The records of many notorious trusted insiders who later went rogue – from Aldrich Ames at the CIA to Robert Hansen at the FBI to Harold T. Martin III at NSA suggest the first indications of trouble began a decade or longer before they were caught. It stands to reason, then, that longer-term tracking should make it harder for moles to remain undetected.
But how can agencies ensure data saved today will still be readable in 20 or 30 years? The answer is in normalizing data and standardizing the way data is saved.
“This is actually going on now where you have to convert your ArcSight databases into Elastic,” says David Sarmanian, an enterprise architect with General Dynamics Information Technology (GDIT). The company helps manage a variety of programs involving large, longitudinal databases for government customers. “There is a process here of taking all the old data – where we have data that is seven years old – and converting that into a new format for Elastic.”
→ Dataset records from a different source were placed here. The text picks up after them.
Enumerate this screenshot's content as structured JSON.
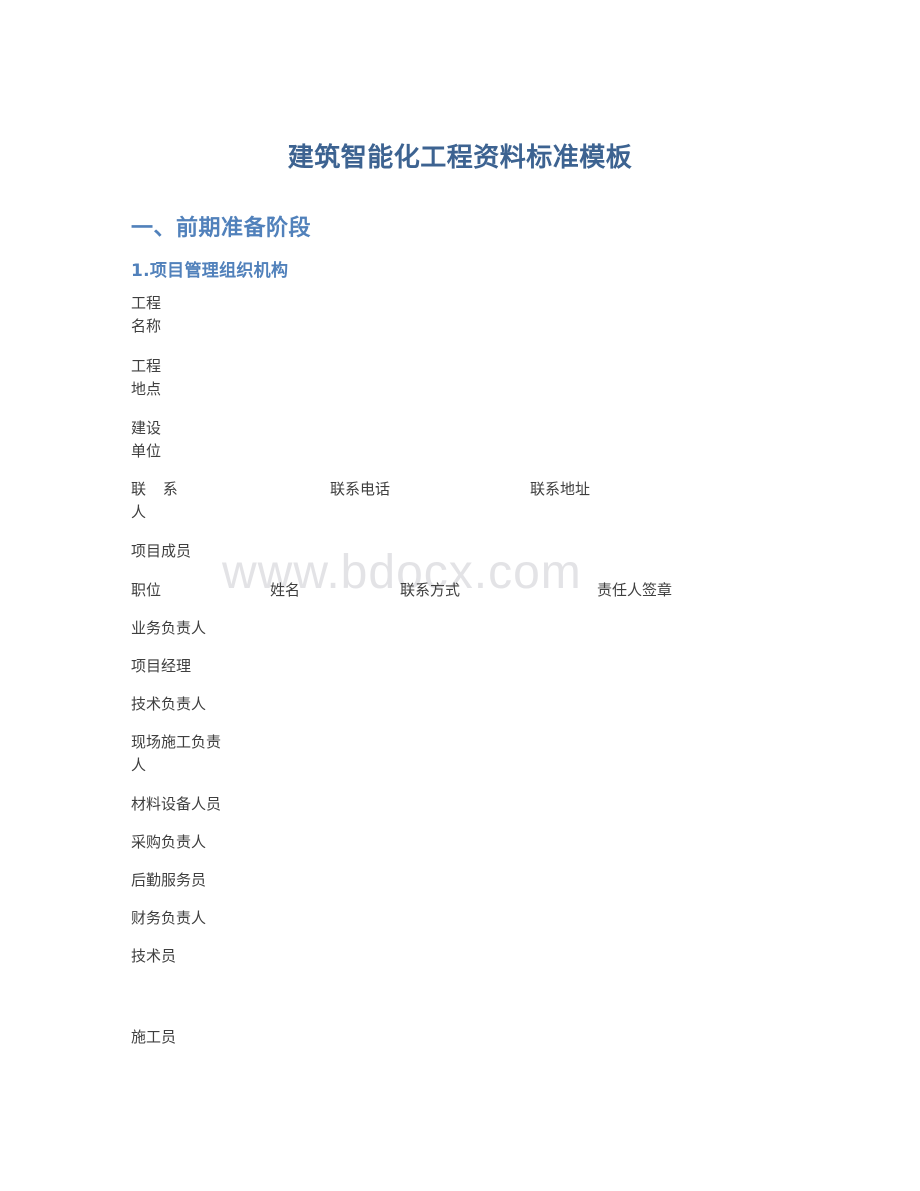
{
  "document": {
    "title": "建筑智能化工程资料标准模板",
    "watermark": "www.bdocx.com"
  },
  "headings": {
    "section": "一、前期准备阶段",
    "subsection": "1.项目管理组织机构"
  },
  "project_info": {
    "rows": [
      {
        "label": "工程\n名称",
        "value": ""
      },
      {
        "label": "工程\n地点",
        "value": ""
      },
      {
        "label": "建设\n单位",
        "value": ""
      }
    ],
    "contact_row": {
      "contact_person_label": "联 系\n人",
      "contact_person_value": "",
      "phone_label": "联系电话",
      "phone_value": "",
      "address_label": "联系地址",
      "address_value": ""
    }
  },
  "members": {
    "title": "项目成员",
    "columns": [
      "职位",
      "姓名",
      "联系方式",
      "责任人签章"
    ],
    "rows": [
      {
        "position": "业务负责人",
        "name": "",
        "contact": "",
        "signature": ""
      },
      {
        "position": "项目经理",
        "name": "",
        "contact": "",
        "signature": ""
      },
      {
        "position": "技术负责人",
        "name": "",
        "contact": "",
        "signature": ""
      },
      {
        "position": "现场施工负责\n人",
        "name": "",
        "contact": "",
        "signature": ""
      },
      {
        "position": "材料设备人员",
        "name": "",
        "contact": "",
        "signature": ""
      },
      {
        "position": "采购负责人",
        "name": "",
        "contact": "",
        "signature": ""
      },
      {
        "position": "后勤服务员",
        "name": "",
        "contact": "",
        "signature": ""
      },
      {
        "position": "财务负责人",
        "name": "",
        "contact": "",
        "signature": ""
      },
      {
        "position": "技术员",
        "name": "",
        "contact": "",
        "signature": ""
      },
      {
        "position": "",
        "name": "",
        "contact": "",
        "signature": ""
      },
      {
        "position": "施工员",
        "name": "",
        "contact": "",
        "signature": ""
      }
    ]
  },
  "colors": {
    "title_blue": "#3d6391",
    "heading_blue": "#5181bb",
    "body_text": "#3f3f3f",
    "watermark_gray": "#e3e3e6",
    "page_background": "#ffffff"
  }
}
Java Script Object Notation (JSON) is an open source standard for data interchange favored by many integrators and vendors. As a lightweight data-interchange format, it is easy for humans to read and write and also easy for machines to parse and generate. Non-proprietary and widely used, it is common in both web application development, java programming and in the popular Elasticsearch search engine.
To convert data to JSON for one customer, GDIT’s Sarmanian says, “We had to write a special script that did that conversion.” Converting to a common, widely used standard helps ensure data will be accessible in the future, but history suggests that any format used today is likely to change in the future – as will file storage. Whether in an on-premises data center or in the cloud, agencies need to be concerned about how best to ensure long-term access to the data years or decades from now.
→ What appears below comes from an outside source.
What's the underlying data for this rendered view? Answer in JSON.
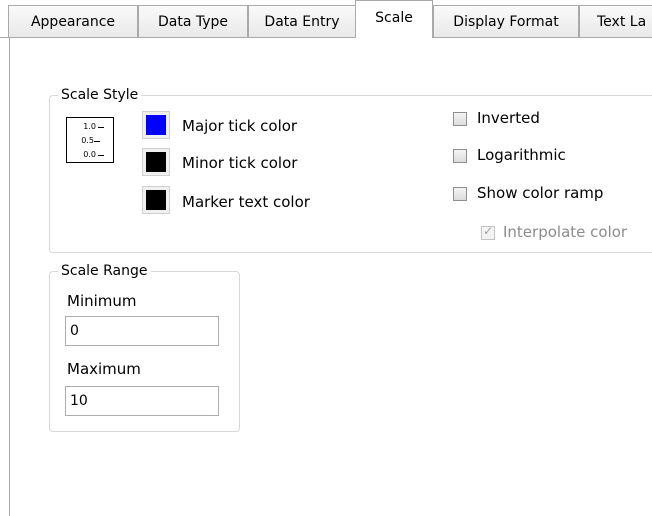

“If you put it in the cloud now, what happens in the future if you want to change? How do you get it out if you want to go from Amazon to Microsoft Azure – or the other way – 15 years from now? There could be something better than Hadoop or Google, but the cost could be prohibitive,” says Sarmanian.
JSON emerged as a favored standard, supported by a diverse range of vendors from Amazon Web Services to Elastic and IBM to Oracle, along with the Elasticsearch search engine. In a world where technologies and businesses can come and go rapidly, its wide use is reassuring to government customers with a long-range outlook.
“Elasticsearch is open source,” says Michael Paquette, director of products for security markets with Elastic, developer of the Elasticsearch distributed search and analytical engine. “Therefore, you can have it forever. If Elasticsearch ever stopped being used, you can keep an old copy of it and access data forever. If you choose to use encryption, then you take on the obligation of managing the keys that go with that encryption and decryption.”
In time, some new format may be favored, necessitating a conversion similar to what Sarmanian is doing today to help their customer convert to JSON. Conversion itself will have a cost, of course. But by using an open source standard today, it’s far less likely that you’ll need custom code to make that conversion tomorrow.